Autant de titres directement tirés de Zweig, comme des éclats de pensée, des éclairs de récit. Par moments, la voix se tait et la musique prend le relais ; ailleurs, les mots guident les sons, et la viole se fait respiration, chant ou grondement. L’ensemble forme une dramaturgie impressionniste, fondée sur le rythme intérieur plus que sur l’action.
Une odyssée à double lecture
À travers le récit de Magellan, c’est aussi une lecture contemporaine du monde que propose CLOVER. Le voyage autour du globe, dans le texte de Zweig, est présenté comme une bascule historique : la fin du Moyen Âge, le début des Temps modernes, l’ouverture des routes maritimes commerciales, la naissance de la mondialisation. Or, pour les artistes, cette bascule n’est pas sans écho aujourd’hui : la conquête des épices devient métaphore de la conquête des ressources contemporaines, terres rares, métaux, énergies.
Dans les silences comme dans les tensions musicales, transparaît une critique du capitalisme globalisé, de l’avidité sans fin, des mécanismes de domination. À l’image des cargos pleins à craquer qui sillonnent les mers actuelles, CLOVER met en scène une course à la richesse fondée sur l’exploitation humaine et environnementale. Le texte de Zweig agit ici comme une loupe historique, un miroir retourné vers notre époque.
“Comment ne pas penser à tous ces containers de marchandises qui traversent aujourd’hui les océans, à l’exploitation d’une partie de l’humanité pour rassasier l’appétit de consommation d’une poignée d’humains les plus riches ?”
Le disque ne dénonce pas : il suggère, il évoque. C’est par l’émotion, la tension, la beauté parfois rude des textures musicales que le propos passe. Le politique s’infiltre dans le sensible, dans l’écart entre ce que l’on entend et ce que l’on pressent.
Lire, écouter, imaginer
CLOVER a choisi de ne pas livrer l’intégralité du texte, mais d’en extraire des moments, comme autant de “trous narratifs” à combler par l’imaginaire de l’auditeur. L’expérience sonore devient ainsi une invitation à la lecture, à la découverte de l’œuvre complète de Zweig. Le disque suscite le désir d’en savoir plus, de poursuivre le voyage, mais aussi de regarder notre monde autrement. Il n’impose rien, mais ouvre une brèche, un espace pour penser, ressentir, se questionner.
Une création libre, en mouvement
Avec Magellan, CLOVER confirme son goût pour les formes ouvertes, les projets transversaux, où la musique ne se suffit pas à elle-même mais entre en dialogue avec d’autres disciplines. Il ne s’agit pas d’un projet “pédagogique” ni d’un disque “littéraire”, mais bien d’une œuvre autonome, libre dans ses formes, profonde dans ses résonances.

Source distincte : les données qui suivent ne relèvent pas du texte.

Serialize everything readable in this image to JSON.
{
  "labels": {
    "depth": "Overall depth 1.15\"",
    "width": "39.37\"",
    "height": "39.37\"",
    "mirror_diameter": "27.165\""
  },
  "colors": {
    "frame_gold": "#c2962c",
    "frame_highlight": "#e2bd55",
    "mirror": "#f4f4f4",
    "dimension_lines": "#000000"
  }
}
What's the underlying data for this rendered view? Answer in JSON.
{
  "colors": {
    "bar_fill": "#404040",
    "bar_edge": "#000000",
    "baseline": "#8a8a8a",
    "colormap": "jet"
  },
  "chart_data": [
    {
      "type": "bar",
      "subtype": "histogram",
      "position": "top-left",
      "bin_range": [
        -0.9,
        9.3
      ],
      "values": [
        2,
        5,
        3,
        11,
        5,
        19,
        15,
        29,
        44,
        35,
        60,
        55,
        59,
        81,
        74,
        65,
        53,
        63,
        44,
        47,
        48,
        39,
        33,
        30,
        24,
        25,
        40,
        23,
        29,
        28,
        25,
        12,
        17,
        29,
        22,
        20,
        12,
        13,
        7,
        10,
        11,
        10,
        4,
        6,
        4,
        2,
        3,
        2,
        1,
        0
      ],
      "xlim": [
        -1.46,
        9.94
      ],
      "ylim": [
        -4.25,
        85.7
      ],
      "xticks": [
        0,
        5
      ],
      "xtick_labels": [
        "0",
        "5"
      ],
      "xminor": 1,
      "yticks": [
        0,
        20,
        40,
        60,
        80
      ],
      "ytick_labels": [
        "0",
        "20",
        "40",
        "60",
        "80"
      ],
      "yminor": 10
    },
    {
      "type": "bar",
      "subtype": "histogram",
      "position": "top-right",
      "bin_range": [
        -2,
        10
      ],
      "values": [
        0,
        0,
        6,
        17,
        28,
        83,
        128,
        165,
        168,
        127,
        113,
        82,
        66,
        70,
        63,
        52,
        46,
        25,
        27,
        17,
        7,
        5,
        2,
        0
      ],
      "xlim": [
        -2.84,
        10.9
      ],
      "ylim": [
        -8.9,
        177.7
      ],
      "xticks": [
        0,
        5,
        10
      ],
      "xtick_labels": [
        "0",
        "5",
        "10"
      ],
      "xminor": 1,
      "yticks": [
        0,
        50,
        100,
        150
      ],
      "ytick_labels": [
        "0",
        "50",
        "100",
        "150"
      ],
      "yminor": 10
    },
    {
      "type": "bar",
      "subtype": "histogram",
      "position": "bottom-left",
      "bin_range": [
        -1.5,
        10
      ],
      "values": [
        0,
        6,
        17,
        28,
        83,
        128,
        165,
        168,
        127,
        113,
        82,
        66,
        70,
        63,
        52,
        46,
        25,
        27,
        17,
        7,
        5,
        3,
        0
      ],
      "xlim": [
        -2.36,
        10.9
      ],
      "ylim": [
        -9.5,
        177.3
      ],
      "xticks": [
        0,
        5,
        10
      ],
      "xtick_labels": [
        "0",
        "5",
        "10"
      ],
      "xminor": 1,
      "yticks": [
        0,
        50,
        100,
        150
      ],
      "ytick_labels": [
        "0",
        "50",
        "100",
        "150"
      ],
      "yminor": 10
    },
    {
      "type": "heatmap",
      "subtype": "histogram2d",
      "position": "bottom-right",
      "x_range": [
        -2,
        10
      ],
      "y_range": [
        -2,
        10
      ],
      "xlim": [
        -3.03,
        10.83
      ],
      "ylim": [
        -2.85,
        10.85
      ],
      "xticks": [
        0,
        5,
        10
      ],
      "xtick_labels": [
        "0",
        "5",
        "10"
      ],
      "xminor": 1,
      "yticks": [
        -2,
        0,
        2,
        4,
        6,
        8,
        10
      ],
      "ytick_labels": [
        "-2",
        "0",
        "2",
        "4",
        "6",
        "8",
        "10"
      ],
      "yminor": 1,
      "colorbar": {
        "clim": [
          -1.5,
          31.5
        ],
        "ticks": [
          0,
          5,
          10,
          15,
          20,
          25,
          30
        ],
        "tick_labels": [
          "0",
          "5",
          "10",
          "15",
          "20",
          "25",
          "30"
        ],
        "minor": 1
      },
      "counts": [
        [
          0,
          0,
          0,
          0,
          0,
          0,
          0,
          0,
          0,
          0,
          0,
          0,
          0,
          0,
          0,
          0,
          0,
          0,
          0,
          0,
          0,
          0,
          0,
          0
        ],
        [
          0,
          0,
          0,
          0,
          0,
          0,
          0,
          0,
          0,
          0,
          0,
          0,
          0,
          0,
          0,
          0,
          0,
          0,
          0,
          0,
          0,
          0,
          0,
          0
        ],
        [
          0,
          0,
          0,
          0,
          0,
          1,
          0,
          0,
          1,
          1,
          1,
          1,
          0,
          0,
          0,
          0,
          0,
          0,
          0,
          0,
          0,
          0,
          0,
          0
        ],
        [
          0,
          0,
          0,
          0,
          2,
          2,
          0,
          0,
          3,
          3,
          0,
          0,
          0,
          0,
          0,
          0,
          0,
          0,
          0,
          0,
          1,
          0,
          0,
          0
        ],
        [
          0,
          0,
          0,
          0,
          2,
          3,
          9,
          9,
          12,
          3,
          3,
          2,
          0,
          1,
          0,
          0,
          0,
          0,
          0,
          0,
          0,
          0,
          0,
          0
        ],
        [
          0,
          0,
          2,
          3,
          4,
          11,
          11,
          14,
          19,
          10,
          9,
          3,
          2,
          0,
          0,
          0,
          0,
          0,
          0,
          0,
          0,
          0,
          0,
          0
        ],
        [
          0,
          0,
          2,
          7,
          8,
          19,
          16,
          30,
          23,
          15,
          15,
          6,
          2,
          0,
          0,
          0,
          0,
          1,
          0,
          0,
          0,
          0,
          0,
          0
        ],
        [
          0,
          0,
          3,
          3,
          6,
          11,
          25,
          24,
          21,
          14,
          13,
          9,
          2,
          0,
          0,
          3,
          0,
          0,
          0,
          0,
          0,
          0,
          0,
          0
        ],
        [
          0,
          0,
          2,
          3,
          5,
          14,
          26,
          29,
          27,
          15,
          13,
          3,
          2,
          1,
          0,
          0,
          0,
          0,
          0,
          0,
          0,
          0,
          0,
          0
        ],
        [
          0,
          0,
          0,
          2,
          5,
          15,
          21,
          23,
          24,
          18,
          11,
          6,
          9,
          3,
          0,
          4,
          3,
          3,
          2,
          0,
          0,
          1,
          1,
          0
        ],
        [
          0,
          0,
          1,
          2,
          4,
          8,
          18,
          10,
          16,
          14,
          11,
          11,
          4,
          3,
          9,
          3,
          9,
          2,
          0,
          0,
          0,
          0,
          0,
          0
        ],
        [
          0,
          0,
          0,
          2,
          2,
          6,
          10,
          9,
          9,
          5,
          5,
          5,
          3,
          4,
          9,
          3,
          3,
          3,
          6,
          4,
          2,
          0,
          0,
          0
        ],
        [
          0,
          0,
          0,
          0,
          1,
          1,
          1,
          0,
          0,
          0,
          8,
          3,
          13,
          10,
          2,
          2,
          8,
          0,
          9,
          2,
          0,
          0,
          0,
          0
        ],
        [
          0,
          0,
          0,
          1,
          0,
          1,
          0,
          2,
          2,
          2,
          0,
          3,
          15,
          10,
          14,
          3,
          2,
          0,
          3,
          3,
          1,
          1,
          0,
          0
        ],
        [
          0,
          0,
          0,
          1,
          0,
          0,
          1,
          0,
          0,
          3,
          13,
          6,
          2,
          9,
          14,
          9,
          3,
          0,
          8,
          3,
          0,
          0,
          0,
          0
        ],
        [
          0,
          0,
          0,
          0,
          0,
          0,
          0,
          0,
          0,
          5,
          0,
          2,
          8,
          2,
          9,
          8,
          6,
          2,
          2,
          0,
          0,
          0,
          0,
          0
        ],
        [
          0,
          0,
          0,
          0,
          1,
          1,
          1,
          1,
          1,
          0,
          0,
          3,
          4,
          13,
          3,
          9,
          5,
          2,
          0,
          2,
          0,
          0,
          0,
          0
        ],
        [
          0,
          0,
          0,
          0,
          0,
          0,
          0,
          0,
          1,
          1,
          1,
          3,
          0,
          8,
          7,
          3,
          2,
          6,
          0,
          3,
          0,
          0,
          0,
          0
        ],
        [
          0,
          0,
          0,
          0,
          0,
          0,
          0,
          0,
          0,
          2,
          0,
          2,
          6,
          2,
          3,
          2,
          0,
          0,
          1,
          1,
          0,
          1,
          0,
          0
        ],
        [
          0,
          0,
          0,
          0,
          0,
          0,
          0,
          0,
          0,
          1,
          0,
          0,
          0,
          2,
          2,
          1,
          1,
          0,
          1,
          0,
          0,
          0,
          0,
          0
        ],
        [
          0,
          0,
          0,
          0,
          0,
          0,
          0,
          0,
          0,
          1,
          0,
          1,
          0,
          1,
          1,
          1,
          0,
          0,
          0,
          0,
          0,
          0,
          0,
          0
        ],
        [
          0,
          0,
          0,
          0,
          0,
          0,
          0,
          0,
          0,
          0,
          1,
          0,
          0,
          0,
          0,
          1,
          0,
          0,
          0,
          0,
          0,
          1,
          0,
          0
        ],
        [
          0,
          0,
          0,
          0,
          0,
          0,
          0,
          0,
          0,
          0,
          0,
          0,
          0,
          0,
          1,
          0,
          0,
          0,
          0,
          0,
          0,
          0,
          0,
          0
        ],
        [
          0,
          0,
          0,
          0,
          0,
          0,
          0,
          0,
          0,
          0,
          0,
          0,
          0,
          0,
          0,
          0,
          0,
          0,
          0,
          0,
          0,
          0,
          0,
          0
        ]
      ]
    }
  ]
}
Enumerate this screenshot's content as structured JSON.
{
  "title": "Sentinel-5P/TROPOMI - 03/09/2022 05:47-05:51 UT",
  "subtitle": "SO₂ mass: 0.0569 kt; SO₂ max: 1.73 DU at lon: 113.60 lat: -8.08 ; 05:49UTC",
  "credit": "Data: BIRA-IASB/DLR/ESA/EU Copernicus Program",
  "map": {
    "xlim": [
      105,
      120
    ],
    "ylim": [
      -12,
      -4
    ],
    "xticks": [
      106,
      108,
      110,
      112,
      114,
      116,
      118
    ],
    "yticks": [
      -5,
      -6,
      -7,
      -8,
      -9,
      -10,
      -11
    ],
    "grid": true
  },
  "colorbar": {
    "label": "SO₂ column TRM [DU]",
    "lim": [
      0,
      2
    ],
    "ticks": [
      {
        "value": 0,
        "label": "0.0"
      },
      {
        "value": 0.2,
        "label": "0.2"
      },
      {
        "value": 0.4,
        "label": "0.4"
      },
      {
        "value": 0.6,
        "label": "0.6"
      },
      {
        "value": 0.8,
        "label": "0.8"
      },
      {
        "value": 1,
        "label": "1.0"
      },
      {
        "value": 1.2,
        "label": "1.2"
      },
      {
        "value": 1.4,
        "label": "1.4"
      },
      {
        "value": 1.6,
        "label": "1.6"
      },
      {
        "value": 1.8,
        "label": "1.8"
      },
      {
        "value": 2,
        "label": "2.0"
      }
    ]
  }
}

À l’écoute de cette création singulière, on pense aux spectacles de Joël Pommerat, aux performances sonores d’Heiner Goebbels, ou encore aux projets de Thierry Balasse, mais dans une veine résolument personnelle. Un disque rare, à la fois exigeant et accessible, qui se reçoit comme une traversée intérieure. On en ressort comme après un grand voyage : un peu transformé, légèrement déplacé, curieusement apaisé.